Abstract:
When designing a complex industrial product, the designer often has to
optimise simultaneously multiple conflicting criteria. Such a problem does not usually
have a unique solution, but a set of non-dominated solutions known as Pareto
solutions. In this context, the progress made in the development of more powerful but
more computationally demanding numerical methods has led to the emergence of
multi-disciplinary optimisation (MDO). However, running computationally expensive
multi-objective optimisation procedures to obtain a comprehensive description of the
set of Pareto solutions might not always be possible.
The aim of this research is to develop a methodology to assist the designer in
the multi-objective optimisation process. As a result, an approach to enhance the
understanding of the optimisation problem and to gain some insight into the set of
Pareto solutions is proposed. This approach includes two main components. First,
global sensitivity analysis is used prior to the optimisation procedure to identify non-
significant inputs, aiming to reduce the dimensionality of the problem. Second, once a
candidate Pareto solution is obtained, the local sensitivity is computed to understand
the trade-offs between objectives. Exact linear and quadratic approximations of the
Pareto surface have been derived in the general case and are shown to be more
accurate than the ones found in literature. In addition, sufficient conditions to identify
non-differentiable Pareto points have been proposed. Ultimately, this approach
enables the designer to gain more knowledge about the multi-objective optimisation
problem with the main concern of minimising the computational cost.

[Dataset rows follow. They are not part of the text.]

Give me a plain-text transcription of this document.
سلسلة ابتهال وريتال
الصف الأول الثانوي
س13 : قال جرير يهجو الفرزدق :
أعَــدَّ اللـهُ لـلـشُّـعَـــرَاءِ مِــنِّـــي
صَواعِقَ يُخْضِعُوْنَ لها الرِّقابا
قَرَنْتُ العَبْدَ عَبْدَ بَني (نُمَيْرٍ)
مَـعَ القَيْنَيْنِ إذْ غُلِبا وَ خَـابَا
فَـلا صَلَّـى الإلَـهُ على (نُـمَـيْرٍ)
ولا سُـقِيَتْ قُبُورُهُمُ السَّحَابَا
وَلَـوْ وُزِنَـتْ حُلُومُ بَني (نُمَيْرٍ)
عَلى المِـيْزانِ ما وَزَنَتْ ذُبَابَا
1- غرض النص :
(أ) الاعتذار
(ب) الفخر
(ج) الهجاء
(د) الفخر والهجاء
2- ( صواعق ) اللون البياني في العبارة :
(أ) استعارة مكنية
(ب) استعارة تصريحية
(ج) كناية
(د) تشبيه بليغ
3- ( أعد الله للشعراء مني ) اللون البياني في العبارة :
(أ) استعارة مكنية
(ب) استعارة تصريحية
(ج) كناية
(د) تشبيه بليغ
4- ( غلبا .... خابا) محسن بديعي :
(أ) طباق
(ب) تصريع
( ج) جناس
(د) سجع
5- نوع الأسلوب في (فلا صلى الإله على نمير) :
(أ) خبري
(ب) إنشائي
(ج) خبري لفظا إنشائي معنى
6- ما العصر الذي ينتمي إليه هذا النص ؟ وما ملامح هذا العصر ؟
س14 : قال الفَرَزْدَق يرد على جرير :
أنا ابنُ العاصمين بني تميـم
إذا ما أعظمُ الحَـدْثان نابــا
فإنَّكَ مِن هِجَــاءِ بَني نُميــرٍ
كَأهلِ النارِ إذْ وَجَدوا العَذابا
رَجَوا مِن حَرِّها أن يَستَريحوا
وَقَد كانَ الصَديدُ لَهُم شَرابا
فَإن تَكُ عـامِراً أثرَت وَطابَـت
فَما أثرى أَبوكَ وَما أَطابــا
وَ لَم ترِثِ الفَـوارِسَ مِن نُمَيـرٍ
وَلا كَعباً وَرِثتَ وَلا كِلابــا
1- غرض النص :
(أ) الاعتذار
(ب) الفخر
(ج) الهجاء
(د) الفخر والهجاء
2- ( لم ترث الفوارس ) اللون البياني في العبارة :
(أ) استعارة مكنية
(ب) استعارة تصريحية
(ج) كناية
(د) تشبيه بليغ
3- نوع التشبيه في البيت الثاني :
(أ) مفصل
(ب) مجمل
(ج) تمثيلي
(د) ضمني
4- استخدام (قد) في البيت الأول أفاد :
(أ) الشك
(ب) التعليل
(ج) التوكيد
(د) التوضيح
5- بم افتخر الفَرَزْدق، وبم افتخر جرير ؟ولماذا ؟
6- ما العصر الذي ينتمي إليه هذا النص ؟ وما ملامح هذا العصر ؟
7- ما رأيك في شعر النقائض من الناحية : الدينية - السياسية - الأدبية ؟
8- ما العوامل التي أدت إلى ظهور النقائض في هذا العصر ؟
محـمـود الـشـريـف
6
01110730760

A number of test cases have been considered to evaluate the approach. These
include algebraic examples, for direct analytical validation, and more representative
test cases to evaluate its usefulness. In particular, an airfoil design problem has been
developed and implemented to assess the approach on a typical engineering problem.
The results demonstrate the potential of the methodology to achieve a
reduction of computational time by concentrating the optimisation effort on the most
significant variables. The results also show that the Pareto approximations provide the
designer with essential information about trade-offs at reduced computational cost.